24: "8:00pm - 9:00pm"
Oh, this does not look promising.
The early hours of 24 are generally clumsy, because so little of what we're seeing now will be relevant by the end of the season. Despite the show's full-day time limit, early developments tend to get buried under the increasingly complex demands of plot, so it's hard to get overly caught up in all the initial excitement. But there's still usually some craziness or risk to grab us until the real story gets started, generally revolving around Jack, be it murdering a government informant in the heart of CTU (and then stealing his head), or holding up a gas station to delay a suspect. After a so-so beginning, last week ended strong, with Renee's hinted at craziness bubbling to the surface. Jack is a grandfather now, so his days of decapitating may be behind him. How perfect, then, if his protege from last season stepped in to take control—and in doing so, managed to thoroughly wig the unflappable Bauer out?

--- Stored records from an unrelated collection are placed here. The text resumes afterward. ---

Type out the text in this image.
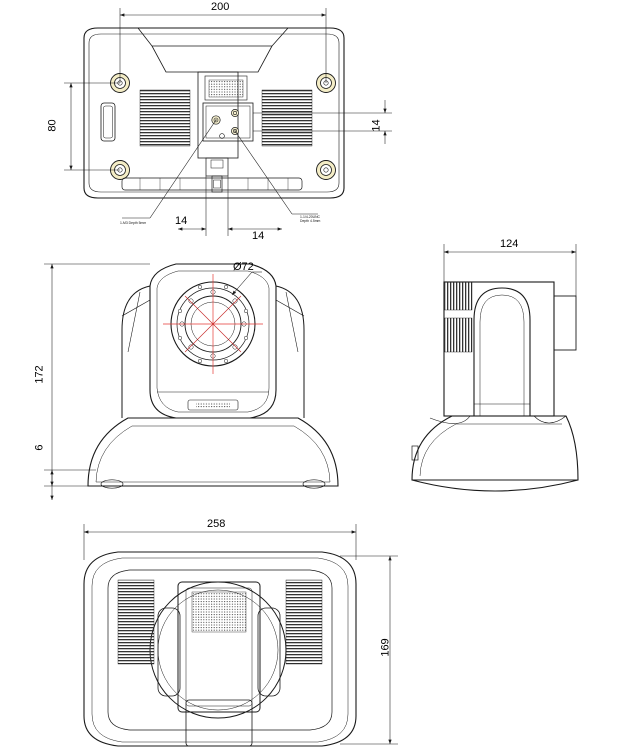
200
80	14
14
14
1-M3 Depth 5mm
1-1/4-20UNC
Depth 4.5mm
Ø72
172
6
124
258
169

At first, I thought "8:00 – 9:00" was going to stay on this. After showing us the conspiracy against Hassad (who is president of the Islamic Republic of Kamistan, which is not real place) is larger than we knew, and introducing a loose end or two, we see Jack trying to shut-down the undercover operation, while Renee blandly refuses to back down. It created a dynamic that had a lot of potential, because we're so used to seeing Jack as the on-the-edge, willing to lose everything hero; watching him struggle to keep someone else in check would be a relatively new experience. But as the hour went on, Renee's behavior became increasingly desperate, and even worse, we learned that she and Vlad, the Russian contact she cut off a dude's thumb to meet, have a Past. No rape, thank god, but the clear indication is that he screwed her up. So now Renee isn't just playing things fast and loose for results, she's damaged goods with a suicide wish. Which takes some of the fun out of it. (This could still move in an interesting direction—I'm just betting based on previous experience with the show, and the way it handles its female characters, that it won't.)

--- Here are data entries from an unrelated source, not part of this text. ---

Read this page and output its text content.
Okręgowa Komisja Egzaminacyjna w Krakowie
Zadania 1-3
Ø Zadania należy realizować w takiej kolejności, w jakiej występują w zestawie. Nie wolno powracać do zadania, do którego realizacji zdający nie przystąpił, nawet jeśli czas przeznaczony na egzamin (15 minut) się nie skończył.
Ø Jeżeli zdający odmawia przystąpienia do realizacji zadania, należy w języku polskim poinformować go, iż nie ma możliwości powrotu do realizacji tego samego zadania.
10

That said, at least Jack and Renee's woes had dramatic umph. This episode gave us not one, not two, but three tedious sub-plots, and while Dana's problems at home were far and away the worst, there was a whole lot of boring to wade through. President Hassad is cracking down on the conspirators in his homeland, and President Useless wrings her hands and worries about the peace treaty. I can understand her objecting to executions without trial, or the massive violations of civil rights, but her concern is the sort of ill-defined nagging we've come to expect from the role. (After all, I'm pretty sure if somebody tried a coup in the States, and failed, they wouldn't be let off with a warning.) Hassad is also having domestic strife with his wife, and there's a daughter, and I have both ladies names in my notes but I care so little about this storyline that I'm not going to bother to scroll down. (I promise I'll be more diligent if this ever matters.)
We learned tonight the man suffered from radiation poisoning we saw last week is actually Evil Foreign Busnissman Jurgen Prochnow's son, Oleg. Purchnow's other son, Josef, wants to get Oleg help, and by the end of the hour, the two of them have taken a doctor hostage. I'm betting the doctor will somehow escape, and give Jack a way back to the Russians if the Vlad situation doesn't play out, but so far, it's just eating the minutes.
And then there's poor Dana and her dickhead ex. Words can't really describe how thoroughly useless this section is. Ignoring the obscene coincidence that has the ex muscle his way back into Dana's life at quite possibly the worst possible time, disregarding how bad this makes CTU look at researching potential personnel, closing our eyes to the fact that Dana's plan to hide her old life required the Dickhead Ex to have no interest in tracking her down once he got released from prison—I hate, hate, hate, hate what this is doing to Katee Sackhoff. Yes, she's an actress who chose to work on the show, I don't think she herself is being actually victimized or anything silly like that, but Starbuck was a such a bad-ass, and it's painful to watch such a strong, intelligent performer reduced to such tedious hysterics. For god sake, if you're going to have her menaced by a man she could probably bench press, at least give the character enough dignity to fight back. But no, on this one drags. Maybe next week, Dana will snap, and the rest of her storyline will be about how she and Ortiz have to hide a couple of white trash corpses.
Not really impressed by this hour. Renee staring down death at the end wasn't awful, but it would be nice to have more than one plot worth watching going into hour six. Guess we'll just have to hope things improve next week.
Stray Observations:
- For such an ultra-modern, high-tech environment, the new CTU sure has an awful lot of places for people to take embarrassing phone calls in private. You'd think they'd learn that always works out badly.
- Hassan actually told his wife, "The truth is, I'm just glad I could feel something, anything." Wow.
- Arlo, the non-Chloe tech geek at CTU, is annoying the crap out of me. Again, mainly because Dana is for some reason forced to play nice with the creep. She can tell him to screw off, we won't mind!